Hingga saat ini, Konvensi Basel telah menjadi satu-satunya instrumen global yang mengikat secara hukum dalam menangani polusi plastik.
Ini mengatur pergerakan lintas batas sampah plastik dan membuat negara berkomitmen untuk mengelola polusi plastik dengan lebih baik.
Sebagai bagian dari Konvensi Basel, negara-negara meluncurkan Kemitraan Sampah Plastik pada tahun 2019, yang telah mendanai 23 proyek yang dirancang untuk mencegah polusi plastik dan mendorong bisnis dan negara bagian untuk menggunakan kembali produk plastik.

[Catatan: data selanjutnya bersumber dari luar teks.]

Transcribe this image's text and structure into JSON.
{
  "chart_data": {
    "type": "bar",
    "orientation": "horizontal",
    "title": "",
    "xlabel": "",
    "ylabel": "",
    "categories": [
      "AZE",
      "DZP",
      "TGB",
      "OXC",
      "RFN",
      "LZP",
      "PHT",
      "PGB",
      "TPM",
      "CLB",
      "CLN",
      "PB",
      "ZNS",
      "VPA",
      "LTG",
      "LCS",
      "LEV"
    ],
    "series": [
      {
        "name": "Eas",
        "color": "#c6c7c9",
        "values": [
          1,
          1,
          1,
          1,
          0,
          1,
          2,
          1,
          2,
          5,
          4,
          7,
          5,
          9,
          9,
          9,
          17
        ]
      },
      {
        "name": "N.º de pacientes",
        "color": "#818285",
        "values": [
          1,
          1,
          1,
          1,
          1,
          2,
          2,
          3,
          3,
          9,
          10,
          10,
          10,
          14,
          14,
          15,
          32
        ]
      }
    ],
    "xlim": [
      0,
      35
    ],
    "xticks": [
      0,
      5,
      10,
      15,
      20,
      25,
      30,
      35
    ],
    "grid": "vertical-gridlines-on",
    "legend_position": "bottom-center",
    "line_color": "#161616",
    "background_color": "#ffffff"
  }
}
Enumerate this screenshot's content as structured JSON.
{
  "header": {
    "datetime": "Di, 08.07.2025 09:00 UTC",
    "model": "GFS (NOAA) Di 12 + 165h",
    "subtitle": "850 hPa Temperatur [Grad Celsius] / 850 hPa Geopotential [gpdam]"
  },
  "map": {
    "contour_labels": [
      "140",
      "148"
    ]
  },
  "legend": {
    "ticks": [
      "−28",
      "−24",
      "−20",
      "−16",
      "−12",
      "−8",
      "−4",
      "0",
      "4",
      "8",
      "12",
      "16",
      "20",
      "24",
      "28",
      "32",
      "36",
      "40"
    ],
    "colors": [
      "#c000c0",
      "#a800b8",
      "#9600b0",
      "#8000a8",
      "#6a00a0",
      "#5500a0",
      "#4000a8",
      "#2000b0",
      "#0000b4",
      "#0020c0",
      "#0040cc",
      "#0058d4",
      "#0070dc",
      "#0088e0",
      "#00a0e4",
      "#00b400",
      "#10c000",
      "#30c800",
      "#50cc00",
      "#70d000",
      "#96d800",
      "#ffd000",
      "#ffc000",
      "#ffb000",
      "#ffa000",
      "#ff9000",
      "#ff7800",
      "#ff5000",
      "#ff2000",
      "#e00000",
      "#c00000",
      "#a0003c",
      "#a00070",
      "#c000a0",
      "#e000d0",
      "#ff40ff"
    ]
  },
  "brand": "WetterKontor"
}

Inisiatif tersebut termasuk upaya untuk membatasi polusi laut di Kamerun, mendukung daur ulang di Thailand, dan mencegah restoran di China menggunakan wadah plastik sekali pakai.
Menurut Direktur Perdagangan dan Lingkungan dari Biro Daur Ulang Internasional, Ross Bartley, kemitraan ini melibatkan setengah dari pemerintah dunia di antara para anggotanya.
Namun, lebih banyak peserta diperlukan untuk “membuat terobosan untuk meminimalkan timbulan sampah plastik secara efektif dan membawanya di bawah pengelolaan yang ramah lingkungan,” katanya.
Begitu plastik memasuki lingkungan, dampak lingkungan dapat bertahan ratusan tahun.
The Great Pacific Garbage Patch adalah contoh yang terkenal. Itu penuh dengan limbah dari sejumlah negara dan terletak di hamparan lautan tanpa yurisdiksi nasional.
Meskipun plastik dapat ditempa, pada dasarnya bersifat permanen. Ini adalah dorongan dari pameran foto, Plastic is Forever, yang diadakan sebelum pertemuan Konferensi Para Pihak pada Konvensi Basel, Rotterdam dan Stockholm pada tahun 2021.
Upaya untuk mengatasi polusi limbah plastik perlu dilakukan secara internasional dan antar generasi. Yang siap mewarisi tantangan membersihkan Bumi, perubahan perilaku dalam produksi, konsumsi, dan pengelolaan limbah sangat dibutuhkan.
Di UNEA mendatang, mata akan tertuju pada negara-negara anggota untuk melihat apakah mereka akan mengambil tindakan tegas terhadap polusi plastik.
Harapannya, negara-negara anggota akan membahas proposal untuk membentuk komite negosiasi antar pemerintah yang akan mengarah pada instrumen global yang mengikat secara hukum.
Negosiasi jenis perjanjian global ini rumit, membutuhkan persetujuan dan konsensus politik. Seperti yang dikatakan dalam laporan From Pollution to Solution UNEP, “Kami memiliki pengetahuan, kami membutuhkan kemauan politik dan tindakan segera dari pemerintah untuk mengatasi krisis yang meningkat.”